Members of the Manatee chapter of Citizens Lobbying for Urban Chicken Keeping, also known as CLUCK, plan to appear during a workshop session March 19 to urge adoption of an ordinance allowing people to raise hens in yards in residential neighborhoods, members said Monday.
"The staff never did what they were directed to do, which was to hold meetings and write a white paper for the commission, so we're still waiting for that to happen," explained CLUCK co-
founder Rob Kluson.
"We were told to cooperate, and we are, but they've never really done their part for us to work with them in negotiating conditions to allow backyard chickens and that stuff."
"We're ready to go, our membership is ready to start having chickens," he said.

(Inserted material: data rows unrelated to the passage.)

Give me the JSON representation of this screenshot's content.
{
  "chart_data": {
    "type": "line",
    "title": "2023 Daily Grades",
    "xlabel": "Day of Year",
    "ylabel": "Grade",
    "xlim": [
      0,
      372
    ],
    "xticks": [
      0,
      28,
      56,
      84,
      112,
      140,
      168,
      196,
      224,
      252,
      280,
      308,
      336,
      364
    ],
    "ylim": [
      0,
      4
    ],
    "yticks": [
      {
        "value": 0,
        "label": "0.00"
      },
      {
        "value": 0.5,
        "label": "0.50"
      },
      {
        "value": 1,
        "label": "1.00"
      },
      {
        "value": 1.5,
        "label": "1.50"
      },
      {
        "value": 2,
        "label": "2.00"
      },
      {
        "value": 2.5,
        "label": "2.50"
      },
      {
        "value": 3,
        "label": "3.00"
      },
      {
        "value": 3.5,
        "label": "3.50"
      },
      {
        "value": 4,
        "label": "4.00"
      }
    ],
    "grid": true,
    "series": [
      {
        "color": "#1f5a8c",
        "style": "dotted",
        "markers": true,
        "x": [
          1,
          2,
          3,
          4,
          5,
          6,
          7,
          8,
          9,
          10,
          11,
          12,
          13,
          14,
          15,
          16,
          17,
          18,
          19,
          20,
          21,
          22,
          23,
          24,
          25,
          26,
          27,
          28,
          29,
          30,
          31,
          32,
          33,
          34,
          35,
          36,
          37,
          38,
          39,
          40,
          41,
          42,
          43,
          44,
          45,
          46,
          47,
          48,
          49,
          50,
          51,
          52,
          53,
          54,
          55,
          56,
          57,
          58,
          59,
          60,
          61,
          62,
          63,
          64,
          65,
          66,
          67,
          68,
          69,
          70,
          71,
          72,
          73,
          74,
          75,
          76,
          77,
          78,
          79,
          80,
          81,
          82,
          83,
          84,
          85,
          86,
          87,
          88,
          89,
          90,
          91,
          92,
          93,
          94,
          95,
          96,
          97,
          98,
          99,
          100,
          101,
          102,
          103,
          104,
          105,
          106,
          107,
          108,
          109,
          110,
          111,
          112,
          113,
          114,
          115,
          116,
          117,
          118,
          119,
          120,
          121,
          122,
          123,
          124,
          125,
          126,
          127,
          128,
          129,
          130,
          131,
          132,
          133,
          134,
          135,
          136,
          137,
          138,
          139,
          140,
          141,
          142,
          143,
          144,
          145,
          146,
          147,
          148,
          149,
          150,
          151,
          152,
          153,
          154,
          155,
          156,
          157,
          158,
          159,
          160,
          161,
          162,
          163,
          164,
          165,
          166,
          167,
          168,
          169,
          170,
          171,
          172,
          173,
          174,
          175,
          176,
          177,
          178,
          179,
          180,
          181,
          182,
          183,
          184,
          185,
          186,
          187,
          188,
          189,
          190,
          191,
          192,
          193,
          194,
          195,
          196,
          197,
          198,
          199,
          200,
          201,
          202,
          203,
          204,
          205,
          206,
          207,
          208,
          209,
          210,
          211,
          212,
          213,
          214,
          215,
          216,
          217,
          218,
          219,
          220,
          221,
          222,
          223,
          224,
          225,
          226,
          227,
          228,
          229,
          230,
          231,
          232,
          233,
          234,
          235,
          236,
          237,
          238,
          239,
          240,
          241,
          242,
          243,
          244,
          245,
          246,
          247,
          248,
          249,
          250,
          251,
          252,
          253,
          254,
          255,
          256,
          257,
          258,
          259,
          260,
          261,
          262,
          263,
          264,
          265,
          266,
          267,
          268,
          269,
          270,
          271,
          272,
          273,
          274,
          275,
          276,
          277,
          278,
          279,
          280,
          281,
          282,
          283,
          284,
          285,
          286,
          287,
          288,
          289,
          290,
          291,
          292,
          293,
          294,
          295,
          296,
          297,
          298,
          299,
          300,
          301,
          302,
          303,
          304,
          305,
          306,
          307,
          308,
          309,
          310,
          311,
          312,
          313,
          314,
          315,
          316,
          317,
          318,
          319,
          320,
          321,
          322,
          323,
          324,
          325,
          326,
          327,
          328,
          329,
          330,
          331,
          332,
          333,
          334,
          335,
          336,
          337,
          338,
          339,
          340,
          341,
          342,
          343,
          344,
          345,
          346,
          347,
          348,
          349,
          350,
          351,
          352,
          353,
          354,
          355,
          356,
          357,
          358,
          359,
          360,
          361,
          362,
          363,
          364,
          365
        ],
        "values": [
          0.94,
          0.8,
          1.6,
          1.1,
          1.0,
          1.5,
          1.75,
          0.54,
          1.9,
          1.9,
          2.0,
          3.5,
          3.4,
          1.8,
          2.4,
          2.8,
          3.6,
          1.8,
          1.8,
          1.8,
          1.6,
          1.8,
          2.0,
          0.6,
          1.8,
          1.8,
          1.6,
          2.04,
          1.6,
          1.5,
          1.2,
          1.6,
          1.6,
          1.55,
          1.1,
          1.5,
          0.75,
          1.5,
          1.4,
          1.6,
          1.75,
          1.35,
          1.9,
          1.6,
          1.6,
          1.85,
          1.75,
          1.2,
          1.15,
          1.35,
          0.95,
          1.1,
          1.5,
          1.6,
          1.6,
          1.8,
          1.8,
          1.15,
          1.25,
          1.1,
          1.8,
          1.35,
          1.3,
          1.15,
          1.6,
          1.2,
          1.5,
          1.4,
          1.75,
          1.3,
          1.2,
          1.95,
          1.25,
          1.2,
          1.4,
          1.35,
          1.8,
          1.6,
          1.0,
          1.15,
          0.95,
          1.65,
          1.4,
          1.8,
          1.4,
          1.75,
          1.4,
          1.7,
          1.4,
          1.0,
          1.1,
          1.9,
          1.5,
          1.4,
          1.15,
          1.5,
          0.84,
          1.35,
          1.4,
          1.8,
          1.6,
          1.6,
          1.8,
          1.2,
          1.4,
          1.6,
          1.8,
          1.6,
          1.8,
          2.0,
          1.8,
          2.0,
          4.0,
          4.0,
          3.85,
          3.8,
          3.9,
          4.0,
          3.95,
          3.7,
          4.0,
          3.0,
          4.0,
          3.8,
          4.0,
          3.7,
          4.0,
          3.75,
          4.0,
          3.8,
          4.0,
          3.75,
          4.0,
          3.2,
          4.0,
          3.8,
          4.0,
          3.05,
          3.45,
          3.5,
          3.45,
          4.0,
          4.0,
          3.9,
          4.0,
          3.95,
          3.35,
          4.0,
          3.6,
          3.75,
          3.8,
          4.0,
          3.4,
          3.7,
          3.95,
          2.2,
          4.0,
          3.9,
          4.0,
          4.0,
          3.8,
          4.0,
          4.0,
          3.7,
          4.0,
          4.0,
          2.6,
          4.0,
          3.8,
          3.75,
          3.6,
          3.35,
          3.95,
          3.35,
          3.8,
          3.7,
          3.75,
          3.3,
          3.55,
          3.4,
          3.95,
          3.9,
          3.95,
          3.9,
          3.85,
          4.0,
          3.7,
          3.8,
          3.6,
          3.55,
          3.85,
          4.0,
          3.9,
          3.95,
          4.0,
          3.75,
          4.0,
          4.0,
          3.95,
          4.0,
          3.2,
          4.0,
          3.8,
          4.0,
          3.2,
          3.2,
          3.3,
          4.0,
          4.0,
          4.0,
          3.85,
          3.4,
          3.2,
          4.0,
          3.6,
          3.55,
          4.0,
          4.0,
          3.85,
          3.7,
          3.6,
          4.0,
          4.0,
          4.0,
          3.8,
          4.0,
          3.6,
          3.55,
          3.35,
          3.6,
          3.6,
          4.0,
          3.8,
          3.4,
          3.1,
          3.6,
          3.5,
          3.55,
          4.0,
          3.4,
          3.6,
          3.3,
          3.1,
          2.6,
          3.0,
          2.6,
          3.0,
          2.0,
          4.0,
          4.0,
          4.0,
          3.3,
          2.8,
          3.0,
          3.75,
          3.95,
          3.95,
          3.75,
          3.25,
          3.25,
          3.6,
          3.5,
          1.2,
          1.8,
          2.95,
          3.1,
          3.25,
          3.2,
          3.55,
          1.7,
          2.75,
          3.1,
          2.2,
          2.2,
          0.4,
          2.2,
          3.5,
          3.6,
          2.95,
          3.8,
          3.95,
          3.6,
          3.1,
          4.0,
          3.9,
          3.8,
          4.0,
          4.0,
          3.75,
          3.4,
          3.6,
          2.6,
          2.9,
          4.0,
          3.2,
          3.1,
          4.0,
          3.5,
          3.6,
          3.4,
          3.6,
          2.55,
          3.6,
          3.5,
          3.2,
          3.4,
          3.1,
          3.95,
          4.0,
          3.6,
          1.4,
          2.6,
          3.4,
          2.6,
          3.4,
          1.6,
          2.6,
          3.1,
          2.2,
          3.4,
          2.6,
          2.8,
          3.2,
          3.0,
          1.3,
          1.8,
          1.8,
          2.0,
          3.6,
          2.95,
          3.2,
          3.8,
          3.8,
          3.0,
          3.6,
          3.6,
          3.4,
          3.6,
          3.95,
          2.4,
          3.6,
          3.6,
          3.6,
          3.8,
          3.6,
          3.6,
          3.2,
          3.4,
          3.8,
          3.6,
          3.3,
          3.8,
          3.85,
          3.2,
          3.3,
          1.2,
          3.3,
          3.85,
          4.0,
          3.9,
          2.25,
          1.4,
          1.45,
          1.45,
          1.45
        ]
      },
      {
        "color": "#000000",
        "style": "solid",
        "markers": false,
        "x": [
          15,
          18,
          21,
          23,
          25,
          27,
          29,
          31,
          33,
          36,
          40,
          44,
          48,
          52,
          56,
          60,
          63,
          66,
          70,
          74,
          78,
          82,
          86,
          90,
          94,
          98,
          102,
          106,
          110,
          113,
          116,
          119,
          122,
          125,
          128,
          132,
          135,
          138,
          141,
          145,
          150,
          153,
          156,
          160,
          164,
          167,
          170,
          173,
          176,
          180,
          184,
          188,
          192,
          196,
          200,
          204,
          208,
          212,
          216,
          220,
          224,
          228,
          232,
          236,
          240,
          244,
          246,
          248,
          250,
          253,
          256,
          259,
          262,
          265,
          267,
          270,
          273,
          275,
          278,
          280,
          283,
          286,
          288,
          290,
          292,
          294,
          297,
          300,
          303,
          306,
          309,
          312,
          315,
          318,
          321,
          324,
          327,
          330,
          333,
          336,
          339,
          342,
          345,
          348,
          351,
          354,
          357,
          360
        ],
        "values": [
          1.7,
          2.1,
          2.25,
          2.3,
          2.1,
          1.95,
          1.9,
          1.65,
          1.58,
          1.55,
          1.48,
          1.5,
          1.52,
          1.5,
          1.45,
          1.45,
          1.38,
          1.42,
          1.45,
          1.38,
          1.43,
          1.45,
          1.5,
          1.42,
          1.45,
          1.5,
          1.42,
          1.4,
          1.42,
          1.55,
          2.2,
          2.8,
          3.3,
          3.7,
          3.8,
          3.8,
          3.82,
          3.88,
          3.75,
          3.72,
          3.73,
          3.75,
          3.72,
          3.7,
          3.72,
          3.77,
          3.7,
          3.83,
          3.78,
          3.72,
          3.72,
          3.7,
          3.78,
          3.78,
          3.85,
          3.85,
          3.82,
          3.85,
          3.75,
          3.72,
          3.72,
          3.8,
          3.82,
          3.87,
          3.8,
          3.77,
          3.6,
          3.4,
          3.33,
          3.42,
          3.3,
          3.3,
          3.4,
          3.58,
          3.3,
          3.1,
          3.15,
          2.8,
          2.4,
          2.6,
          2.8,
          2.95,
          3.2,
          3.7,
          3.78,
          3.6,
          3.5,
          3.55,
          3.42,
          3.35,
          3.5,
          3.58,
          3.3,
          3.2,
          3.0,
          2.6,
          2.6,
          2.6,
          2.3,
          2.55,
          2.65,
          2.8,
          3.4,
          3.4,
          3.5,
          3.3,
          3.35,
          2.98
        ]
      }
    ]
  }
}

Under the current Land Development Code, chickens are illegal in residentially-zoned neighborhoods, a county planning official has told The Herald.
But next week, commissioners are slated to review the code as part of a larger update, and CLUCK members would like to see included new rules allowing chickens, they said. Kluson said the pro-chicken faction has slated a strategy meeting for 6 p.m. tonight at the Palmetto Branch Library, 923 6th St. W., Palmetto, Kluson said.
The Holmes Beach City Commission is slated to consider an ordinance tonight that would address the same issue, city officials said Monday.
The cities of Sarasota and Palmetto both allow it, under certain circumstances, and their rules have been forwarded to Manatee commissioners for study.
"They're all around us, but we're not making much headway," said proponent Vicki Jarratt, a Bradenton resident and a member of CLUCK, referring to other governmental bodies that have recently passed such ordinances.
Two years ago, Sarasota County approved such an ordinance, and now, many residents own hens, said Jono Miller, a founder of the Sarasota chapter of CLUCK.
No roosters are allowed, and the hens must be confined in a coop; he said, adding, "They can't wander out into the yard."
The yolk from eggs laid by such chickens is darker orange, and stands up more than those bought in a store, Miller said.
"I have four hens," he said, adding that they lay three or four delicious eggs a day.
"I can't prove they taste better," he said of the eggs. "But all the neighbors I give them to appreciate them and think they're better than store-bought."